Facchini, G and Cecilia T (2011), “The rhetoric of closed borders”, VoxEU.org, 28 April.

Gould, J D (1979), “European Inter-Continental Emigration, 1815-1914: Patterns and Causes,” Journal of European Economic History 8, 593-679.

Hatton, T J and J G Williamson (2005), Global Migration and the World Economy: Two Centuries of Policy and Performance, Cambridge: MIT Press.

Higham, J (1988), Strangers in the Land: Patterns of American Nativism, 1860-1925 (2nd edition), New Brunswick: Rutgers University Press.

Keeling, D (2012a), “Return Migration from the United States to Europe During the Recession of 1907-08,” In Krisen-Ursachen, Deutungen und Folgen, edited by Thomas David, Jon Mathieu, Janick Marin Schaufelbuehl und Tobias Straumann, 245-60, Schweizerisches Jahrbuch für Wirtschafts- und Sozialgeschichte 27, Zurich: Chronos.

Keeling, D (2012b), The Business of Transatlantic Migration between Europe and the United States, 1900-1914, Zurich: Chronos.

Long, K (2013), “When refugees stopped being migrants,” Migration Studies 1(1), 4-26.

Marrus, M (1995), The Unwanted: European Refugees in the Twentieth Century, New York: Oxford University Press.

Massey, D (2000), “To Study Migration Today, Look to a Parallel Era,” Chronicle of Higher Education, August 18, p.

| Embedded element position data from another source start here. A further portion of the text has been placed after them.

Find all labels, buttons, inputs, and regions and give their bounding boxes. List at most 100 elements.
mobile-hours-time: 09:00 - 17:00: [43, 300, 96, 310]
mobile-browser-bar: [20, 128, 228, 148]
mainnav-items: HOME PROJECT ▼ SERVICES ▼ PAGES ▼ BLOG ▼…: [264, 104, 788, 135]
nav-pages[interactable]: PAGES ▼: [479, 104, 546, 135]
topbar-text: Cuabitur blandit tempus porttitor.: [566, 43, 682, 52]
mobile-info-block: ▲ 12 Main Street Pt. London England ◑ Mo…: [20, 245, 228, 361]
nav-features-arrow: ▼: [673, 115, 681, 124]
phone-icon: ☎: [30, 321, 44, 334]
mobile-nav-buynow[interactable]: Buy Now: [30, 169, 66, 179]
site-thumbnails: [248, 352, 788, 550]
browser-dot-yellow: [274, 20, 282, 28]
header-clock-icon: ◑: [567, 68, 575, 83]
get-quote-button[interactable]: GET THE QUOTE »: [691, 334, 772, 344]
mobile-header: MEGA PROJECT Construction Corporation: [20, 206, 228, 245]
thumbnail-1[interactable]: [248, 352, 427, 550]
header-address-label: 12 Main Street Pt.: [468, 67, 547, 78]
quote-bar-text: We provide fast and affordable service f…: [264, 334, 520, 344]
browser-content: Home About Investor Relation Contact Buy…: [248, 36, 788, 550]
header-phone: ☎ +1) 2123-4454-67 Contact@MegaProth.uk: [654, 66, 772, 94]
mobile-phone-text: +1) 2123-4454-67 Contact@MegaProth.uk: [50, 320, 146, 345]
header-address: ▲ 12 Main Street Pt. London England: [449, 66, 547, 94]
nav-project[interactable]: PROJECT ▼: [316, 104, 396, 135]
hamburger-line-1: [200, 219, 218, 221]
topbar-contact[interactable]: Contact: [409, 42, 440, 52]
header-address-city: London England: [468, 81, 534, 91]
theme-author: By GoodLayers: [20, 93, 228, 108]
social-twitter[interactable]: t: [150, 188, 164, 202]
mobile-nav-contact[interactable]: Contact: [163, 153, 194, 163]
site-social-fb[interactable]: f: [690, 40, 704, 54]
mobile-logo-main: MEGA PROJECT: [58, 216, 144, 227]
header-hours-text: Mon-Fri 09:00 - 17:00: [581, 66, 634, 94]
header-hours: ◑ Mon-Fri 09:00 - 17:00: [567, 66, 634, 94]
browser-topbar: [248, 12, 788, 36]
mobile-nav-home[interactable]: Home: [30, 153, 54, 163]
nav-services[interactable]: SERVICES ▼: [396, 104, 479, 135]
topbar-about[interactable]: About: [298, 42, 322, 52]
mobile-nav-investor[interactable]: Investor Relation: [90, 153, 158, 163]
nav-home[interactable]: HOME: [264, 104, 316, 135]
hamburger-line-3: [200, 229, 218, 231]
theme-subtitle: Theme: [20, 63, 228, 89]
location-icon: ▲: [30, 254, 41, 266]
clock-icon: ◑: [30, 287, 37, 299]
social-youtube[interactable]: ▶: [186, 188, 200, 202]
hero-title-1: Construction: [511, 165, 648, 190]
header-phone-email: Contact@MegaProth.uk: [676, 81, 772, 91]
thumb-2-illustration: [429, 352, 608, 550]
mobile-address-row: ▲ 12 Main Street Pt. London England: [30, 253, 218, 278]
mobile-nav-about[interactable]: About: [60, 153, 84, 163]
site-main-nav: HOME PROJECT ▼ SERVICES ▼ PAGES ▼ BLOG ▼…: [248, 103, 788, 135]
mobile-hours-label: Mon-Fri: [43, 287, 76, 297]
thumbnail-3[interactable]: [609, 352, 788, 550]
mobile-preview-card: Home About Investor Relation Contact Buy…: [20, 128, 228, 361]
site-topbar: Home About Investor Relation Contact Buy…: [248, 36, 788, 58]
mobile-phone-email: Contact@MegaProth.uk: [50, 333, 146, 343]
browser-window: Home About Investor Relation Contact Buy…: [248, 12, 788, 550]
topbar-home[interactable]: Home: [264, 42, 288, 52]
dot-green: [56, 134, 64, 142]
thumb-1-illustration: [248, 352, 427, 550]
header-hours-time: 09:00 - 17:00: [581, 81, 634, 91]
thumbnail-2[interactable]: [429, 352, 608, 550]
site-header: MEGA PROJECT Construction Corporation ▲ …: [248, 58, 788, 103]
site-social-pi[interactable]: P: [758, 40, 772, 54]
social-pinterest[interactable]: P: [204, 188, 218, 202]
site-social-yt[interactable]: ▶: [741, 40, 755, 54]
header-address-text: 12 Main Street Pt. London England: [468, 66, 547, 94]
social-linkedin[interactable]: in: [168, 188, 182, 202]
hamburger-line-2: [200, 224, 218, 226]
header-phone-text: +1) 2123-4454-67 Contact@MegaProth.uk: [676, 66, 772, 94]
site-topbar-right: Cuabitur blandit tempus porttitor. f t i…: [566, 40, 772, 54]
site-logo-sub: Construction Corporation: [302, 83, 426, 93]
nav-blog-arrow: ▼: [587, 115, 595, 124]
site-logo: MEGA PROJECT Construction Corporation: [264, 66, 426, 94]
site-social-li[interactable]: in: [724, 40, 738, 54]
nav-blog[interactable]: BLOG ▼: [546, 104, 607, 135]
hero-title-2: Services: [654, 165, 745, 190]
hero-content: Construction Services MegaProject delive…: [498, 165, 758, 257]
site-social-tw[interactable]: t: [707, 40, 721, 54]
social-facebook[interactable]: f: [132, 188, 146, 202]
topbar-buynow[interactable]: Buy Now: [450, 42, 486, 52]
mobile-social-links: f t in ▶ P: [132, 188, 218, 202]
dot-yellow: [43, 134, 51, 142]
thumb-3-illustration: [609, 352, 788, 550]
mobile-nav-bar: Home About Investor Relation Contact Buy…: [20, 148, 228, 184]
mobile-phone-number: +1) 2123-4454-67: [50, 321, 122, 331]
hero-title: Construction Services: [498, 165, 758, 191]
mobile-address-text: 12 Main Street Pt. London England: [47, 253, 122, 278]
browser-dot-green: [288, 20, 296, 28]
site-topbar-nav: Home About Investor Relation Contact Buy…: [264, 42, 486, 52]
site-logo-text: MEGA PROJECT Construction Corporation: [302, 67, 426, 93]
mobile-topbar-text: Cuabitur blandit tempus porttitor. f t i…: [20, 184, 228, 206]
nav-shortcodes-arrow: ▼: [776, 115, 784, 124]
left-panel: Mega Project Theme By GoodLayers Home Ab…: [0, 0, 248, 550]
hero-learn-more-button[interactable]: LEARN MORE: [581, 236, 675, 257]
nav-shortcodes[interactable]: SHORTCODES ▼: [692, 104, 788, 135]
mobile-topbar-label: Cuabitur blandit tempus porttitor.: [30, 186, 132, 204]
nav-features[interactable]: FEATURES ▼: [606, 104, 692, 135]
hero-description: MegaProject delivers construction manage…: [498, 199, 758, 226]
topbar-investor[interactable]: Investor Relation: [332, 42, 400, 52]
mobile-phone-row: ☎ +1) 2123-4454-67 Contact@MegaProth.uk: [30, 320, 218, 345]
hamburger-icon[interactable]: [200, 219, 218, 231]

B5.

Paxton, R (1985), Europe in the Twentieth Century, Fort Worth: Harcourt.

Footnote

1 Marrus,(1995), indicates that, in Europe alone, World War II generated some sixty million refugees, a tenfold increase from the numbers in World War I, and well above the circa 50 million peacetime overseas migrants (Gould 1979) during the entire century, 1815-1914. Between 1815 and 1935, Europe’s population grew roughly two and a half fold.